No todos eran valientes
Levaba cuatro horas en su puesto, cuando el general entró de repente en la oscura sala.
El soldado de un salto se puso en pie y poniéndose en posición de firmes y dando un sonoro taconazo, grito:
- A las órdenes de vuecencia mi general, presentes noventa hombres,... Y agachó la cabeza para esbozar una sonrisa.
- No se levanten y sigan descansando-ordenó el viejo militar.
El general se estiró la guerrera, se sacudió el polvo, se puso el sucio monóculo sobre su único ojo vivo, y engolando la voz, dijo:
- ¡Muy queridos hijos de la patria!. Estoy orgulloso de vuestro valeroso e incondicional compromiso con vuestra nación, a la que nunca defraudais. Sé que hasta ahora ha sido una larga y dura batalla, pero el alto mando necesita de vosotros un último esfuerzo, y tengo por seguro que no me defraudareis.

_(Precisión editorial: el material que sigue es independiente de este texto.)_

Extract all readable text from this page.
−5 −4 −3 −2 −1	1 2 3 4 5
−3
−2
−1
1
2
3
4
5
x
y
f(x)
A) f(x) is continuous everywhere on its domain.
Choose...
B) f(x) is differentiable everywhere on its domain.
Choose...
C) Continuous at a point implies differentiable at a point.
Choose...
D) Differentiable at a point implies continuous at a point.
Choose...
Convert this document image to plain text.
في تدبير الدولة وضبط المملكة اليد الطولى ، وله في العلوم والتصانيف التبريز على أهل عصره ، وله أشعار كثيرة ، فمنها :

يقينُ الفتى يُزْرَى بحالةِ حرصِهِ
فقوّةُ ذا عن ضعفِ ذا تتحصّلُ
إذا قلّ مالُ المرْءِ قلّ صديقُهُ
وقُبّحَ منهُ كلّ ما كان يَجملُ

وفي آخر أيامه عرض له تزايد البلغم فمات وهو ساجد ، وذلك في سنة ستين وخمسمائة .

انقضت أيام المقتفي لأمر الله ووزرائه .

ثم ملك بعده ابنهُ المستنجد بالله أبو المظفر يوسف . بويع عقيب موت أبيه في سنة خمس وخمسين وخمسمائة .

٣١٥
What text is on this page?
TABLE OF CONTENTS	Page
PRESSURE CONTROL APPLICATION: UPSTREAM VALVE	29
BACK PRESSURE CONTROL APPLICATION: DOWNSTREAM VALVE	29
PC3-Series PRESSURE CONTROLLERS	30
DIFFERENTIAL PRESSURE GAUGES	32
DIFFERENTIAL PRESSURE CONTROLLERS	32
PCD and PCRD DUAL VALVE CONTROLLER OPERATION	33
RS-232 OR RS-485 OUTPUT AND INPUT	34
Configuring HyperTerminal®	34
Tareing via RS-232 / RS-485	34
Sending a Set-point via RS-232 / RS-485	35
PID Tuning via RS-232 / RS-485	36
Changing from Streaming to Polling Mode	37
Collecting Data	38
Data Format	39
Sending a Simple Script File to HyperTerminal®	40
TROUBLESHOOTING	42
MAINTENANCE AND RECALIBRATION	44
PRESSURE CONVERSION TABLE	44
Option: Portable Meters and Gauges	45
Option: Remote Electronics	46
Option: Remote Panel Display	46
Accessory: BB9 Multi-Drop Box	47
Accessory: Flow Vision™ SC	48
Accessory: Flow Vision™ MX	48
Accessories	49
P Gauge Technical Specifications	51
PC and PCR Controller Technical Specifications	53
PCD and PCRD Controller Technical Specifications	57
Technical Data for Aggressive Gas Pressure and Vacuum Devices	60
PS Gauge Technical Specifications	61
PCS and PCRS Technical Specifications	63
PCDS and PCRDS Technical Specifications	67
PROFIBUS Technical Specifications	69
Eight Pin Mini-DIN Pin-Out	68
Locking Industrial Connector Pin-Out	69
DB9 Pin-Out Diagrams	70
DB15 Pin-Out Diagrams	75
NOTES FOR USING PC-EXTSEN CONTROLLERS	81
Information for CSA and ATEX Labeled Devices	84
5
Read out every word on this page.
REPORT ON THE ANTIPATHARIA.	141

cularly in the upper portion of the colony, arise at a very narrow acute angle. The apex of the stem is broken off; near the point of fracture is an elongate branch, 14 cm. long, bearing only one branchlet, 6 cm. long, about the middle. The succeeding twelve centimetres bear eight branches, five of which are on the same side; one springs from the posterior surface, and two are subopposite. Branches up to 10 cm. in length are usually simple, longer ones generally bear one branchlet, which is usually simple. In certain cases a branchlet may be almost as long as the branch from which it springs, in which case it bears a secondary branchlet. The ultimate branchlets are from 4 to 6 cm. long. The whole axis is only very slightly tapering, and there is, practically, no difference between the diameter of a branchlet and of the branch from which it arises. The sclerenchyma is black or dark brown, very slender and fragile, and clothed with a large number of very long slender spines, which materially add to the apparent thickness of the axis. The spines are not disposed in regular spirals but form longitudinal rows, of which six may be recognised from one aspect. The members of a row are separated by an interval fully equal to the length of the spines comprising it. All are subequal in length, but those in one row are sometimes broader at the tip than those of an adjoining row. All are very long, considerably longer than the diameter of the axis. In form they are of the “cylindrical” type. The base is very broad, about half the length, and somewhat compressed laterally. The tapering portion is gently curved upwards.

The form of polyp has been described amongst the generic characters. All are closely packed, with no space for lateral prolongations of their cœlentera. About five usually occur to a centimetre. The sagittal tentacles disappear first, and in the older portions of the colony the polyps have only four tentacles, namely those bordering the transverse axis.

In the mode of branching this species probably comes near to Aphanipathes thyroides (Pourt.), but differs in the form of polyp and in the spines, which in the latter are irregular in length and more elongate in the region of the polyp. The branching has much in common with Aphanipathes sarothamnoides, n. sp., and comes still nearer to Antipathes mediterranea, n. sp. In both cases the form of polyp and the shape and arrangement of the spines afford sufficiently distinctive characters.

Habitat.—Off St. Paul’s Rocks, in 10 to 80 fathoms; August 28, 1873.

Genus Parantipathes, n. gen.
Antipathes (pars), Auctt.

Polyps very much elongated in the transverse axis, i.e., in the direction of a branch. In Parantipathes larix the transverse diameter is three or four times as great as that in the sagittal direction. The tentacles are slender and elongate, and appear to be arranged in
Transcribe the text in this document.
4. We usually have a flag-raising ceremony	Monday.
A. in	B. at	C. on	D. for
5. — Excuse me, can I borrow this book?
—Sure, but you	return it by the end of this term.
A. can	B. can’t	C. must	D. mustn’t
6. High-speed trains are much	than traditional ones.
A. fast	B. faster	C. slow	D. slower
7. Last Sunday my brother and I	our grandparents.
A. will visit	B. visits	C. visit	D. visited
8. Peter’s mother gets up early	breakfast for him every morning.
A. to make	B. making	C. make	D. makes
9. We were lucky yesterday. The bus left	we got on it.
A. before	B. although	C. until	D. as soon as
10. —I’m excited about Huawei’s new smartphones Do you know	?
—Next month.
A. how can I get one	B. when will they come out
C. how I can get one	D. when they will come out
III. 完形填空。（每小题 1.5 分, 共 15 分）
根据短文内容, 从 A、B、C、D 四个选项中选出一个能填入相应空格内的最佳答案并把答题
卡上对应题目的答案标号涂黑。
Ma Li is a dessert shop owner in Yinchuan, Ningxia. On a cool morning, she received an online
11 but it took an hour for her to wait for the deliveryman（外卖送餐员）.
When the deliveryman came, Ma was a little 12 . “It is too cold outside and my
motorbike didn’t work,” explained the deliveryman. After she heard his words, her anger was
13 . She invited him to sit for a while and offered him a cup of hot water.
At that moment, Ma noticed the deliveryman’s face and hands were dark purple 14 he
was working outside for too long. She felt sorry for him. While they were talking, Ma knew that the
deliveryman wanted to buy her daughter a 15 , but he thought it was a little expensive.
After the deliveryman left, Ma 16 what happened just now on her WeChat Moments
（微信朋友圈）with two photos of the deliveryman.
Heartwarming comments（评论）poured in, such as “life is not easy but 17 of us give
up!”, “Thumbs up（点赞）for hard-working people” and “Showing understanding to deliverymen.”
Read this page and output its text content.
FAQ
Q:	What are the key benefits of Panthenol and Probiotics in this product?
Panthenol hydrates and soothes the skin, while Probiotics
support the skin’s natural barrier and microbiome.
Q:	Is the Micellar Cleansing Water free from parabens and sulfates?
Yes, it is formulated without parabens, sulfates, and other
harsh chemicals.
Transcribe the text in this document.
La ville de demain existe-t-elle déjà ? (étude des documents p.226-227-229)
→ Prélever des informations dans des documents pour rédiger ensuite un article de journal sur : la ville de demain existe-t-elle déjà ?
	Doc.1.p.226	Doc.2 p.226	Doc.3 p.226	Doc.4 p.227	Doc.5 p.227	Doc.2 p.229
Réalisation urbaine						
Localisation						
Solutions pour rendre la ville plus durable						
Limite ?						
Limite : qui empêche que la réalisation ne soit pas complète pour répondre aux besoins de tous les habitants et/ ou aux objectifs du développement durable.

¡Quiero cincuenta voluntarios!
¿Cuántos de vosotros estáis dispuestos a luchar?
Ni uno solo de aquellos hombres movió un solo musculo, ni hizo el mínimo gesto
- ¿Qué os ocurre?. No esperaba de vosotros tanta cobardía. Mañana por la mañana, inexcusablemente vuestra unidad deberá tomar la colina. Esa posición es necesaria para nuestra victoria.
De nuevo, nadie se movió
Un pegajoso y pesado silencio reinaba en la sala, sólo roto por el zumbido de los moscardones.
- Disculpe mi general-comento el soldado que estaba de guardia. Lamento comunicarle que ninguno de ellos irá mañana. No es una cuestión de valor o cobardía. Es una cuestión de vida o muerte, y ellos... desgraciadamente están todos muertos. Este barracón es ahora el depósito de cadáveres.